Background

Grass carp has a breeding history of more than 1700 years in China. Since the 1980s, grass carp has been introduced directly or indirectly to various countries of the world, such as the United States, Mexico, India and Hungary [1]. Its artificial breeding began in 1958 and it is the most productive species in freshwater fish farming in the world, with great economic effects, providing a large amount of high-quality protein and trace elements for all mankind. In 2020, the total production of freshwater fish farming in China was 30.89 million tons, of which grass carp had the highest production (5.57 million tons), accounting for about 18% of the total production [2]. Due to strong adaptability, rapid growth, and large size of grass carp, it is known as one of the “Four Domesticated Fish” in freshwater culture in China, together with the bighead carp (Hypophthalmichthys nobilis), silver carp (Hypophthalmichthys molitrix), black carp (Mylopharyngodon piceus). It should be noted that the “Four Domesticated Fish” belong to the family Xenocyprididae in the latest classification system (Eschmeyer’s Catalog of Fishes), which previously classified them as Cyprinidae. Grass carp is a typical herbivorous fish and mainly distributed in the Yangtze, Pearl and Heilongjiang rivers in China. Food habit transition during the development of grass carp facilitates the rapid growth and development. Previous research has shown that the body weight, body length and intestine length of transitioned grass carp are significantly higher than that of the untransitioned grass carp. The genes involving circadian rhythm, lipid synthesis and metabolic pathways have undergone adaptive changes after transition of food habits, making it more effective to use the nutrients in plants [3].

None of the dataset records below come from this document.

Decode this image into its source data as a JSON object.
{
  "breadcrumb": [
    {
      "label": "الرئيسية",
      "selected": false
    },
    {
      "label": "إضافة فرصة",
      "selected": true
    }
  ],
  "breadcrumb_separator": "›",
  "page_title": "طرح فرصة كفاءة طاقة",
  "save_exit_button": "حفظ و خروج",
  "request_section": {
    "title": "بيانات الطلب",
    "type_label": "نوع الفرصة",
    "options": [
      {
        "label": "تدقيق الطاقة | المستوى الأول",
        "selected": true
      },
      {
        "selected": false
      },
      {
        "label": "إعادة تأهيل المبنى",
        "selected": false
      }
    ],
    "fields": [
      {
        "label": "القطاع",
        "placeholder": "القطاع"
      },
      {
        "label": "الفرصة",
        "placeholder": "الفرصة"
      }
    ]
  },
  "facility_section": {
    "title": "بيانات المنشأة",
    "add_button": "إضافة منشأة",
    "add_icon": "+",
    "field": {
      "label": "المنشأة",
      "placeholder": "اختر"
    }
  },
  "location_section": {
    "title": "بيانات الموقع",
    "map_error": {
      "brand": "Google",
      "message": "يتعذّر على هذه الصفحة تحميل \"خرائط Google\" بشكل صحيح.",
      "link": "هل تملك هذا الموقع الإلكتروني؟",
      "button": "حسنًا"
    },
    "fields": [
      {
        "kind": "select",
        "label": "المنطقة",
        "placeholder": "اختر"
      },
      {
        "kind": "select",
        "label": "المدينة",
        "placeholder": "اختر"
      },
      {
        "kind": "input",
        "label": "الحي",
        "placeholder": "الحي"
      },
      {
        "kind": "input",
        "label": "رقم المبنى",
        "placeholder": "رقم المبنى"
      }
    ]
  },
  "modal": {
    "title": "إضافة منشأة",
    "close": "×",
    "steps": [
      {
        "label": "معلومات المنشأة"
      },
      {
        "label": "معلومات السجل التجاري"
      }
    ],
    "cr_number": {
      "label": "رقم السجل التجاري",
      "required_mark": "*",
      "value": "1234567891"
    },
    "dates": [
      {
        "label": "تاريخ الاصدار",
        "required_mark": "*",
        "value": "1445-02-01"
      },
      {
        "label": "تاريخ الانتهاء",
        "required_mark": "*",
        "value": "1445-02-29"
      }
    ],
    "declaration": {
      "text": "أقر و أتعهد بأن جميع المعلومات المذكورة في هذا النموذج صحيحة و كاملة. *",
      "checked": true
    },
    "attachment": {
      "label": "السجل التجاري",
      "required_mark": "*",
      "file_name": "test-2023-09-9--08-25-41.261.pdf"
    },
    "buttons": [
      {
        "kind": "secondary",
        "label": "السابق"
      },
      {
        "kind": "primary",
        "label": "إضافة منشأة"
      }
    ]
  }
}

Via high-throughput whole-genome sequencing technology we can accurately obtain the base sequences of a species to decipher its genetic information. It can reveal the complexity and genetic diversity of the species genome, which brings new research methods and solutions to explore the mechanism of species development and environmental adaptability, thereby speeding up the breeding process of new varieties [4, 5]. In recent years, the genome sequences of major freshwater economic fishes in China have constantly published. Such as blunt snout bream (Megalobrama amblycephala) [6,69] was used for multiple sequence alignment of clean data, and HTSeq (v.0.11.2) [70] was used to calculate TPM value for gene expression. Although the whole genomic sequence of M. amblycephala has been published, the resulting document of gene structure prediction has not been made public [Conservation or loss of CNEs in teleost fish genomes

A CNE was considered present in a cyprinid fish genome if it showed a coverage of at least 30% with a zebrafish CNE in Multiz [81] alignment. To identify CNEs that could have been missed in the Multiz alignments due to rearrangements in the genomes, or due to partitioning of the CNEs among cyprinid fish duplicate genes, we searched the zebrafish CNEs against the genome of the cyprinid fish using BLASTN (E-value <1e-10; ≥ 80% identity; ≥ 30% coverage). Those CNEs that had no significant match in a cyprinid fish genome were considered as missing in that genome. The method of CNEs annotation refers to previous research [20, 82]. We visualized CNEs using the online tool VISTA (https://genome.lbl.gov/vista) [83].

Expansion and contraction of gene families

For greater insight into the evolutionary dynamics of the genes, the expansion and contraction of the gene ortholog clusters were determined (p value < 0.01) among the 19 species by comparing cluster sizes between ancestors and each current species using CAFÉ software (v.4.2.1) [84]. The gene gain and loss along each lineage of the RAxML tree were calculated by CAFÉ software with a random birth and death process model. A probabilistic graphical model (PGM) was introduced to calculate the probability of transitions in gene family size from parent to child on the phylogeny. The expanded and contracted gene families in grass carp were identified by comparison with other species, and expanded and contracted gene families in other species were identified by comparison with ancestors. KEGG and GO analyses were conducted based on gene families exclusively presented and specifically expanded and contracted in cyprinid fish using clusterProfiler [85].

Identification of positively selected genes (PSGs)

All one-to-one orthologous genes extracted from 19 species were used to identify PSGs. The multiple sequence alignments were generated and used to estimate three types of ω (the ratio of the rate of nonsynonymous substitutions to the rate of synonymous substitutions) using branch model in the codeml program of the PAML package (v.4.8) [78]. Branch model (model = 2, NS sites = 0) was used to detect ω of appointed branch to test (ω0) and average ω of all the other branches (ω1) and the mean of whole branches (ω2). Then χ2 test was used to check whether ω0 was significantly higher than ω1 and ω2 under the threshold p value < 0.01, which hinted that these genes would be under positive selection or fast evolution.